I truly don’t know how anyone gets anything done, if they spend time with all these social media windows open on their computer.  While I see the merits of staying connected, I also know someone’s every move, sharing every feeling with not just one or two seems like too much information. 

And pardon me for being so cynical, but what if some not-so-honest person decides to use the online exchange to help himself to the twit’s belongings because the twit announced that he is driving 40 miles away to  be in a wedding party.  Bingo, the twit just opened his home to thieves.

With Google, you can pop the person’s name and do a search.  You can learn how old the person is, where he works and what’s his position, his college information, how many places the twit has lived.  You can Google his present address and see quite clearly all the locations the individual has lived, how many living there complete with full names.  Google maps can show you the front door, the topography.  Yes, there is very little left for the thieves’ imagination.  And if the person has joined and added a profile on any one of the social media websites, the thief knows much more about his victim than he ever needs to know—thus making his job all the more easy.

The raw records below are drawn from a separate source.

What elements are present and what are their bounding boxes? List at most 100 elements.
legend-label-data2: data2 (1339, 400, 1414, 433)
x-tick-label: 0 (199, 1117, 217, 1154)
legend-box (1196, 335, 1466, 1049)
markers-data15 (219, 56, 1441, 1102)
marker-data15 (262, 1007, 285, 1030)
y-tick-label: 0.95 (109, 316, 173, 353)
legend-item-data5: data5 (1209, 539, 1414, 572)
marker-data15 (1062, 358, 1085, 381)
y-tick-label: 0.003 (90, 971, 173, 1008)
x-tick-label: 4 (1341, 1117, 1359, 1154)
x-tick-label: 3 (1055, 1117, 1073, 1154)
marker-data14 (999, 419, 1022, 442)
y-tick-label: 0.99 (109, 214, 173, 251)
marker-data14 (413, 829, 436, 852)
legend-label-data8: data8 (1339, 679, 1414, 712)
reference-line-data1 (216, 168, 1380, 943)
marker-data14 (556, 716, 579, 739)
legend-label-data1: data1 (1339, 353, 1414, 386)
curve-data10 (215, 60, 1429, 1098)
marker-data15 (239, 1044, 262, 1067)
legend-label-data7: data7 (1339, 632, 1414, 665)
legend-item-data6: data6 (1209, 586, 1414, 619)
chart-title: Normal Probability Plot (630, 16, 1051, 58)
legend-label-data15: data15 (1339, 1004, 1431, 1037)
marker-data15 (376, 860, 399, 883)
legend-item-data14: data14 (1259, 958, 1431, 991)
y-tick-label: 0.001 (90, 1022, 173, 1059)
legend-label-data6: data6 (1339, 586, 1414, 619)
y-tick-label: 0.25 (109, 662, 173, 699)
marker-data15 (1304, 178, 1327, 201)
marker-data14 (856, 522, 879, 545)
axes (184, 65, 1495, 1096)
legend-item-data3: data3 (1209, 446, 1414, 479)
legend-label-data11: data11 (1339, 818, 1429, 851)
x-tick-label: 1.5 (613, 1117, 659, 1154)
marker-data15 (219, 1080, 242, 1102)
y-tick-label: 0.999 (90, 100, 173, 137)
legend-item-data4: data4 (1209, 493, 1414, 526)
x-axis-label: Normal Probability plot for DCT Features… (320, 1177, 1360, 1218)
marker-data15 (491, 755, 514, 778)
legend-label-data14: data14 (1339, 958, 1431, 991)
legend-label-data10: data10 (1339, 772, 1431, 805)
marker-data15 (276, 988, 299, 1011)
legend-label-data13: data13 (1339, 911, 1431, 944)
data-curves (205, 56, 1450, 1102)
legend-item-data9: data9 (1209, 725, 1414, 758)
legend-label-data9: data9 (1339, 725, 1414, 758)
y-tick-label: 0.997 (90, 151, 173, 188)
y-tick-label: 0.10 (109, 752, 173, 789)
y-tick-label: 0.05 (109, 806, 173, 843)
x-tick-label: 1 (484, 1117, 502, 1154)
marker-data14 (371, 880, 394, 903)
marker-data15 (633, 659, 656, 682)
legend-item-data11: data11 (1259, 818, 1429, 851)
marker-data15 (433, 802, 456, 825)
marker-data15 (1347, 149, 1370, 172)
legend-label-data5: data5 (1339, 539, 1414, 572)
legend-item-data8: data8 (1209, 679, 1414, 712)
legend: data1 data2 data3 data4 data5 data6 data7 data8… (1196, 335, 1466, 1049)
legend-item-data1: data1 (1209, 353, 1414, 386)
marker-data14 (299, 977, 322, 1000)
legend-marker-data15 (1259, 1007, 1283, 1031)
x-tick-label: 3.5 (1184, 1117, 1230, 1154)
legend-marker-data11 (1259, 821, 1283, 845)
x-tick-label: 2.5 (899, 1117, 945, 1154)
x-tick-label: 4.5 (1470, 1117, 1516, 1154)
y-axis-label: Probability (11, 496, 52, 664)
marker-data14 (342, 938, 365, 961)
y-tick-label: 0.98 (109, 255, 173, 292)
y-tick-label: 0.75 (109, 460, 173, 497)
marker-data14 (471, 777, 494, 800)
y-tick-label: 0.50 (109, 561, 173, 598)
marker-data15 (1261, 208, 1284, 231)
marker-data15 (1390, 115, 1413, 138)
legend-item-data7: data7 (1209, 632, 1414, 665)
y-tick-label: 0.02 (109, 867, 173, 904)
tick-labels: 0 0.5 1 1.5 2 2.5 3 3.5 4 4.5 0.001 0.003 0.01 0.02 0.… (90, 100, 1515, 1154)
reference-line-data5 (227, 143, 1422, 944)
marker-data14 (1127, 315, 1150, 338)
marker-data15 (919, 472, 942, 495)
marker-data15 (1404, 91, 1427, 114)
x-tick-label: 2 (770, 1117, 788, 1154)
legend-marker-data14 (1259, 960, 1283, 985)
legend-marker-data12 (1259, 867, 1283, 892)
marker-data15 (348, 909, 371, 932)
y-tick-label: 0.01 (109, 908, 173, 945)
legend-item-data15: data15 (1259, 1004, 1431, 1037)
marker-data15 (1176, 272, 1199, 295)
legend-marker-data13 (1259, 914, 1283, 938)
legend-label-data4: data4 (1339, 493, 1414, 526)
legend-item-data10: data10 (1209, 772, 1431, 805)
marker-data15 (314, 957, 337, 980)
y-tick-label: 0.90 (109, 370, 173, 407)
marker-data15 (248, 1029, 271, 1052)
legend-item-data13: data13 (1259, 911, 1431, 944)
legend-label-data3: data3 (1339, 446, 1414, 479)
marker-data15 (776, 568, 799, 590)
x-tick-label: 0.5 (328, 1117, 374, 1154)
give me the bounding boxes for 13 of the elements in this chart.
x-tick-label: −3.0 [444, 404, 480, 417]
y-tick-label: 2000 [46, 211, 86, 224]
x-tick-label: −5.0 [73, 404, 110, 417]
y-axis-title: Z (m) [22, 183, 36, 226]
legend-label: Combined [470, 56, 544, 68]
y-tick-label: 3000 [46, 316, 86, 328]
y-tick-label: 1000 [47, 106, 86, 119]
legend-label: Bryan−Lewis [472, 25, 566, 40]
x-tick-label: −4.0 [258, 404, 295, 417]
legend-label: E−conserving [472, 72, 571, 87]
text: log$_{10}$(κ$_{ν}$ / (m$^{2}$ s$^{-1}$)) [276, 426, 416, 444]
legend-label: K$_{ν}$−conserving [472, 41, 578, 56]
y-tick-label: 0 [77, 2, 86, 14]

Oh and let’s have some computer nerd genius decide that it would be great to develop a software that will track a person’s personal daily time line with behaviors and preferences based on the information in cyberspace.  This would be a thief’s HOW TO book.

The not so nice people could also include rapists, pedaphiles, and scam artists.  There is no telling what other occupations may burgeon from gathering personal information.

While we benefit tremendously from news around the world and personal enrichment from these sites, will the downside outweigh the good?

As social media becomes one of the primary sources for news, will we suffer inaccuracies and purposefully placed lies?

Will politics gain another outlet to galvanize public opinion and perhaps, not in a good way, because there will be no fair and balanced reporting?

Will our children who grew up with technology have another vice that will keep them tethered to hardware and not to people in person?

Will the new generation find themselves even more sedentary because the social media connection is addictive?  Will their health suffer for all the hours on line?

It will be interesting to see how people will use this media.  I doubt this will be a fad, but like everything else human beings need to find a balance.